I saw a meme the other day that surmised exactly how i feel at this point in my life.
“When you meet the perfect person, but it’s not the perfect time.”
Because of this inopportune time I see this person as a sad shell of a man. He may have been a great man, and while i’ll continue to attempt friendship, He’s not for me. I can’t fix what has been broken before me.
He says he’s half a man. Half a man? He seems to be a fully functioning male adult until his depression tells him he’s half.
I know those thoughts well, and only he can fix that. Not the girlfriend that left, not the wife that left before that, and not some well-meaning female friend.
I can’t fix everything, I am a fixer with limitations.
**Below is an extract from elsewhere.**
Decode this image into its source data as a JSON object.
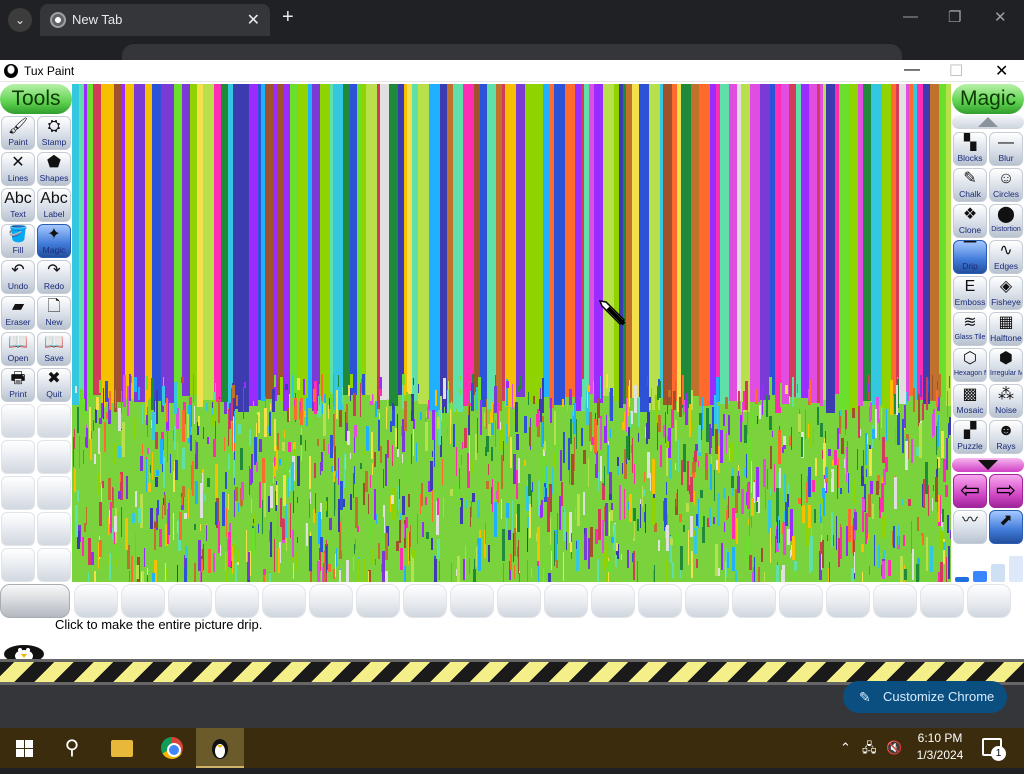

Maybe that’s part of getting older? Or maybe just getting over heart break? Figuring out where exactly your limitations lie. I thought I could make it work so many times before, I could help that person, I could do this.
But let’s be honest, I’m only Human. I bleed when I fall down. I can only do so much. And I accept that.
Things I need to remember.
!. I am primarily a happy person.
- I love easily and readily.
- I am a good friend
- I will help the helpless, until the choose to remain helpless.
- I am pretty awesome.
- I am pretty inside and out.
- I am worthy.
- I am funny.
- I am weird. (and that’s not a bad thing)
10. I am me. And that’s good enough.